2.3. Image analysis  

The image-processing workflow is schematically presented in Fig. 1 ▸(b). Images were stitched in ImageJ 1.50i (Schneider et al., 2012 ▸) using the included plugin for grid-wise or collection stitching (Preibisch et al., 2009 ▸), which uses the Fourier transform phase-correlation method (Kuglin & Hines, 1975 ▸) to find translational offsets between sets of 2D or 3D images and is included in the standard distribution of ImageJ. Alternatively, the pair-wise registration plugin MosaicJ (Thévenaz & Unser, 2007 ▸) was also used successfully but it appeared less convenient because it required a manual coarse placement of the tiles prior to stitching. The stitched images were cropped around the region of interest (LCP sample). In some images, residual stripes appeared in spite of the flat-field correction.
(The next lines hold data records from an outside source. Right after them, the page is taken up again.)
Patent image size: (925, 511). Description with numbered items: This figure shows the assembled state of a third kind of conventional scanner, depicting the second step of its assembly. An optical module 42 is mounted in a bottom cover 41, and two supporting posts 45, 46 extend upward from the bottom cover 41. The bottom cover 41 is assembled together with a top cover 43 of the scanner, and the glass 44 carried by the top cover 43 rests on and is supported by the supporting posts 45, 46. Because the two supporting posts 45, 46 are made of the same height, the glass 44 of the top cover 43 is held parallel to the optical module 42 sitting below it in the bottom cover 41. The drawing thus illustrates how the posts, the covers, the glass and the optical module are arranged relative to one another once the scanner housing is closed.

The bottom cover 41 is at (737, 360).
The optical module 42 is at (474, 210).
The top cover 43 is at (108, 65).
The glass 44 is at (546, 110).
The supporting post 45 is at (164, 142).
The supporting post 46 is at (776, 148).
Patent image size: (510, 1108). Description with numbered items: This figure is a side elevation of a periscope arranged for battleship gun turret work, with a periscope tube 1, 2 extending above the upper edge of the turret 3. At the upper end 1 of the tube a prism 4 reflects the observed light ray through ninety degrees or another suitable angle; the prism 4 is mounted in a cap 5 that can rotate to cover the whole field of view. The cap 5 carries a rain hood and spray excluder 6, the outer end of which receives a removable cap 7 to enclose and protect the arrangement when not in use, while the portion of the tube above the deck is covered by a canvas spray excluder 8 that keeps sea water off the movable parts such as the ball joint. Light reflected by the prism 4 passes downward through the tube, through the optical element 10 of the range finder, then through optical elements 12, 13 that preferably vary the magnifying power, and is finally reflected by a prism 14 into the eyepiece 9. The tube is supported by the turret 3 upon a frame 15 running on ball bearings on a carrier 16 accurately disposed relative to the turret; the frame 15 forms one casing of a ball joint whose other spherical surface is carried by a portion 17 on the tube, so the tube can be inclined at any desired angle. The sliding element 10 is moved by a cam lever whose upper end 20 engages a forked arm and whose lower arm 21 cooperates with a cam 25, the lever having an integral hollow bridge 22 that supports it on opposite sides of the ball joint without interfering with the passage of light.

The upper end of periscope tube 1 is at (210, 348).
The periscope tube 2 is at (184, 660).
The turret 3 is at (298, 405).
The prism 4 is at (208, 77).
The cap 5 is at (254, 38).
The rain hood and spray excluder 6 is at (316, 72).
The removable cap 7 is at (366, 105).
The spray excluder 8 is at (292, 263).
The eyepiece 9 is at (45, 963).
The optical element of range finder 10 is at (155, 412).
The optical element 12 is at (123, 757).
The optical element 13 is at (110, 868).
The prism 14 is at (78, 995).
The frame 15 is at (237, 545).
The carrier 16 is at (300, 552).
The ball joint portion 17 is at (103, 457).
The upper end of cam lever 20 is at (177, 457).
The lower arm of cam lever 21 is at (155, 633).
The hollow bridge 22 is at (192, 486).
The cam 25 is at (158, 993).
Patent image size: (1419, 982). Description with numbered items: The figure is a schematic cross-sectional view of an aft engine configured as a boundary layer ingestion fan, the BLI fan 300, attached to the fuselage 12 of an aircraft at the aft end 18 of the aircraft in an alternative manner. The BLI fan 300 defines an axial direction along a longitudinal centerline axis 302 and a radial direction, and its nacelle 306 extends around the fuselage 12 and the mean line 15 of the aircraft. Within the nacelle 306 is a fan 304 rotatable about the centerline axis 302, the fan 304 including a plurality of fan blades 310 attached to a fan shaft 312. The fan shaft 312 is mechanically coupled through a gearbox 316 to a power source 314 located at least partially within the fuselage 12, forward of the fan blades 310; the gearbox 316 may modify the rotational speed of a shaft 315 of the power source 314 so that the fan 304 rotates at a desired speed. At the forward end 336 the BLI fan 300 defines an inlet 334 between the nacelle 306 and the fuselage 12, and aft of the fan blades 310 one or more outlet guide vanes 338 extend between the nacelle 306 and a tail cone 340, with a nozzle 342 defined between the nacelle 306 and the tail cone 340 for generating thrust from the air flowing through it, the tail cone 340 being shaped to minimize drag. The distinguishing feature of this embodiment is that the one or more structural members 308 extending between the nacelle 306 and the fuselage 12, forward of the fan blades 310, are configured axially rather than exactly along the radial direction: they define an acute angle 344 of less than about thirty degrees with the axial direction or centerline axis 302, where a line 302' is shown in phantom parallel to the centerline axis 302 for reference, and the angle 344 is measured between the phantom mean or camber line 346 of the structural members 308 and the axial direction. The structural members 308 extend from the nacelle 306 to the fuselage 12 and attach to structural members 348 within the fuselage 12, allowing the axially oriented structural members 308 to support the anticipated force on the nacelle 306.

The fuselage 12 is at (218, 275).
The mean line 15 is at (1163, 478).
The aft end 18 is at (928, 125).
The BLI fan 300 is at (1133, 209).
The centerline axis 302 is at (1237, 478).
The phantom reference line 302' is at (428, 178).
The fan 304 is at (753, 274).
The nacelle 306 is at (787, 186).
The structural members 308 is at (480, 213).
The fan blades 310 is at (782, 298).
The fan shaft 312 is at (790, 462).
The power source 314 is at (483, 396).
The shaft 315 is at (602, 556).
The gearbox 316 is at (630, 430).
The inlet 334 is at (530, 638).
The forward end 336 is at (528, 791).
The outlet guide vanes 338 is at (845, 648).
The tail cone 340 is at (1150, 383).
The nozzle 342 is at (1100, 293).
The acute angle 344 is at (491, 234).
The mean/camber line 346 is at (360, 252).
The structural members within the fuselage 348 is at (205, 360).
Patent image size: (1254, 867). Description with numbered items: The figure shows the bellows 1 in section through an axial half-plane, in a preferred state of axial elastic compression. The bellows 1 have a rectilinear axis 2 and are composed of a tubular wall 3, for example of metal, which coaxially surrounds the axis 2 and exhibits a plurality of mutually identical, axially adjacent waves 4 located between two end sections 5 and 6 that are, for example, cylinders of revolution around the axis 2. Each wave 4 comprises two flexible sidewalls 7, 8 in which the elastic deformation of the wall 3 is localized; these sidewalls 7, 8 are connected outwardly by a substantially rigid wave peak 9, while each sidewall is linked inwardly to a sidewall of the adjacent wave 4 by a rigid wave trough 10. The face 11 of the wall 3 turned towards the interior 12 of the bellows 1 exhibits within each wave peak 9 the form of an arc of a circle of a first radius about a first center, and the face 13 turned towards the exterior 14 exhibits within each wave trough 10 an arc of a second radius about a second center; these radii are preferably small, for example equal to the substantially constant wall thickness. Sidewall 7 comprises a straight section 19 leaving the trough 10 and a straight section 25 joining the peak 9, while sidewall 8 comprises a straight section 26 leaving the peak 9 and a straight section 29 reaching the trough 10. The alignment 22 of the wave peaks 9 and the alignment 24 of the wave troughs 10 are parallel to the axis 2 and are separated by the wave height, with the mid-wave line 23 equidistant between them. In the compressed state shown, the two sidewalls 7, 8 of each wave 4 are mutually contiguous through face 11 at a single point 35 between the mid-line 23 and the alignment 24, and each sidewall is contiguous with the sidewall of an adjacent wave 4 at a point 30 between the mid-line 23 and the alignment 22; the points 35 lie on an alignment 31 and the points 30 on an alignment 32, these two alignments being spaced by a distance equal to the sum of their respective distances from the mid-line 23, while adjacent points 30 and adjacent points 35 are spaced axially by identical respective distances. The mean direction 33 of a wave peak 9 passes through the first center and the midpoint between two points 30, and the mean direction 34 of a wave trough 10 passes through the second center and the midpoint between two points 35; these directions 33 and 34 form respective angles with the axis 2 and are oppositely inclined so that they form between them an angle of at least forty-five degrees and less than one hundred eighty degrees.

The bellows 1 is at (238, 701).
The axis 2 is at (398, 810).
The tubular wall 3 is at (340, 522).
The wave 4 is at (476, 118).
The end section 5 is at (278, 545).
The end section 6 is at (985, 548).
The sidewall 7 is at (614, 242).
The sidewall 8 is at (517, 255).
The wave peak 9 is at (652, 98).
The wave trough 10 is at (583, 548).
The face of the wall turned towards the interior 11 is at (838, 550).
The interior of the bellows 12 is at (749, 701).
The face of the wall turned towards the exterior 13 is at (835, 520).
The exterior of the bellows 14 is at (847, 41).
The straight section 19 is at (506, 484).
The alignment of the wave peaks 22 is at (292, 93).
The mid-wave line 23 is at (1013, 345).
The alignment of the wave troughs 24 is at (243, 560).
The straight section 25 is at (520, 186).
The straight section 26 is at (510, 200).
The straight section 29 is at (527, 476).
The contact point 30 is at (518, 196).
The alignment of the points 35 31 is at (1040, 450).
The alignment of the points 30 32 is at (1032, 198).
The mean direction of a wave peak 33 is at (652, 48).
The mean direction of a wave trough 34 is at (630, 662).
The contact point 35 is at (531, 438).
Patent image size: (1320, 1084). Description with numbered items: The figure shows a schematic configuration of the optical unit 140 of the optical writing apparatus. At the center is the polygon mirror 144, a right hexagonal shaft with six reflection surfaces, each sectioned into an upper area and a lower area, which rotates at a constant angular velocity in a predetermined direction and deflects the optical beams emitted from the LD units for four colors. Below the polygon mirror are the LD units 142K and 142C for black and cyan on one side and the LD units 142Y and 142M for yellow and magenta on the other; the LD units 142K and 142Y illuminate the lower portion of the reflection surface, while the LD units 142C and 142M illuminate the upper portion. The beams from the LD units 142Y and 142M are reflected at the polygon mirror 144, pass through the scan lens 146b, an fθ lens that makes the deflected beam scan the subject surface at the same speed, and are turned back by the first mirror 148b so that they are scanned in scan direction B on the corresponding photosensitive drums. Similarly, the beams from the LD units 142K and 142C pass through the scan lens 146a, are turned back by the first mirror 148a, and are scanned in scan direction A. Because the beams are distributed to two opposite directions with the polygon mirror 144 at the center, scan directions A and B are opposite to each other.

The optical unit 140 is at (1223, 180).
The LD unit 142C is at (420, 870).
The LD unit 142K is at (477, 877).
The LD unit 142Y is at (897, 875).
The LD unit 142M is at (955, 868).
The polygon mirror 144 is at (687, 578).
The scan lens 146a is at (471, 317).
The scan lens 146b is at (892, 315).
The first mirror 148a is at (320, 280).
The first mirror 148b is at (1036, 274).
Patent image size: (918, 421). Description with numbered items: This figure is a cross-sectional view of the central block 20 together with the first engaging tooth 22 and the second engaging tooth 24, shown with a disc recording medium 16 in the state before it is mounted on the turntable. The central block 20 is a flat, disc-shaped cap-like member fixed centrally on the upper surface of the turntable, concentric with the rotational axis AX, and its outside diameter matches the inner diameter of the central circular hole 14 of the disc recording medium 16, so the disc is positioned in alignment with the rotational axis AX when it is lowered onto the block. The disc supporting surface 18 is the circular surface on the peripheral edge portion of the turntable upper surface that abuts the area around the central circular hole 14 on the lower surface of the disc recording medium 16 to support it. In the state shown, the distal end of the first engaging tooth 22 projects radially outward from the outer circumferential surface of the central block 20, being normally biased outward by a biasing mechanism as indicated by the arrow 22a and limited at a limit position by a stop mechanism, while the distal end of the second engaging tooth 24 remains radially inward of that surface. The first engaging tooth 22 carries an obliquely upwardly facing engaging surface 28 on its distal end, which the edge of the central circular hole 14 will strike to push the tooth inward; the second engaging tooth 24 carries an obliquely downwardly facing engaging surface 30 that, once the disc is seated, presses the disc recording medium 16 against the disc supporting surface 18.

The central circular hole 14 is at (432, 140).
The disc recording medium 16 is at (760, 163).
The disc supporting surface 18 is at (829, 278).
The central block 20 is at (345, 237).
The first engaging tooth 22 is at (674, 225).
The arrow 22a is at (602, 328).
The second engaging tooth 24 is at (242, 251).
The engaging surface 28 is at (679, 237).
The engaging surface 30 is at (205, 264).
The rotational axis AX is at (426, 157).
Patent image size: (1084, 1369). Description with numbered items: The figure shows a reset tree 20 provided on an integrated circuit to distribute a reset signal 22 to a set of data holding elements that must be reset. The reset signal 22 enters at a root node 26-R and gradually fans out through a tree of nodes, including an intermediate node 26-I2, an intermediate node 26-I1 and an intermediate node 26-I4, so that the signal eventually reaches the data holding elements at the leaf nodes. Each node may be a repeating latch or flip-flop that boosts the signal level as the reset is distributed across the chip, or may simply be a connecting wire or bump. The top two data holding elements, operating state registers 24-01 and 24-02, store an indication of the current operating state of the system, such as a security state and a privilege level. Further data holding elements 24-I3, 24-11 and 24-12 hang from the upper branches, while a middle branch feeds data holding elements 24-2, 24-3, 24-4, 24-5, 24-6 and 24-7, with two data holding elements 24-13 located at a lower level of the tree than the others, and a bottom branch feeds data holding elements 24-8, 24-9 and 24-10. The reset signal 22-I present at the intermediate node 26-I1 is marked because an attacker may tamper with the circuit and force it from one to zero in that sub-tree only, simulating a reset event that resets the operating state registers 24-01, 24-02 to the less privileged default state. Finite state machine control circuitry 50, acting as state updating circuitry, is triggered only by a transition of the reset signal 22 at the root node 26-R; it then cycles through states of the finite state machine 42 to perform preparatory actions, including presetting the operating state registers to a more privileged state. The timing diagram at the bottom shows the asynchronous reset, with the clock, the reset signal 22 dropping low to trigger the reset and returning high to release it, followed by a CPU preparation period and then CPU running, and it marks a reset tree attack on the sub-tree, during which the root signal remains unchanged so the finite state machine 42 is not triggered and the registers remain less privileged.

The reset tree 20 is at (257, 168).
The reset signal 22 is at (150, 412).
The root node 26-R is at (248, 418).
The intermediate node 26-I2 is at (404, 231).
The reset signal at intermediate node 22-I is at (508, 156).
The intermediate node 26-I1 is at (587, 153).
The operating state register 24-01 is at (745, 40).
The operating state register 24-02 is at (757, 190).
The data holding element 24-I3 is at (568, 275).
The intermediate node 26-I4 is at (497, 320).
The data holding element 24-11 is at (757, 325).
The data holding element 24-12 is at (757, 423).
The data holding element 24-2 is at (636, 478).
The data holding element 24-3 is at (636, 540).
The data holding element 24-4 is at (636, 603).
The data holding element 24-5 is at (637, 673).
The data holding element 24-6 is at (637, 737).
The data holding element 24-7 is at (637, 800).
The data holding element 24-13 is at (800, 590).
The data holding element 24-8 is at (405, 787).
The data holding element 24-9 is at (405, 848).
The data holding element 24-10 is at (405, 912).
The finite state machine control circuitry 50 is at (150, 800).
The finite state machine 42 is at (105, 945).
Therefore, a Fourier transform filter was applied to suppress frequencies lower than 40 pixels, as an empirical cutoff. Although images were already interpretable by eye thanks to the phase-contrast edge-enhancement effect around the crystals, a phase-retrieval step was performed following Paganin et al. (2002 ▸) in order to ease the automation of crystal detection (see Section S2 in the Supporting information). After phase retrieval, crystals appeared as distinct solid objects of the expected shape, in moderate contrast to the background. The spherical metal beads are easily identifiable thanks to the strong absorption from the metal which gives a strong contrast. Finally, images were converted into binary images with different thresholds for the detection of crystals or beads. A particle search was performed within the region of interest (LCP sample) using the built-in functionality in ImageJ, setting appropriate ranges in particle area (in pixels) and sphericity. The particle area was set to match the expected sizes of the crystals, taking into account the effective pixel size of 0.325 µm. The sphericity was used to exclude artefacts (sphericity < 0.2) and to discriminate crystals from metal beads (sphericity > 0.9). A list of results was exported as a list of 2D coordinates in the prelocation image plane for crystals or metal beads. References were either the positions of metal beads or easily identifiable features – such as silicon nitride window corners or bigger crystals – in the absence of metal beads.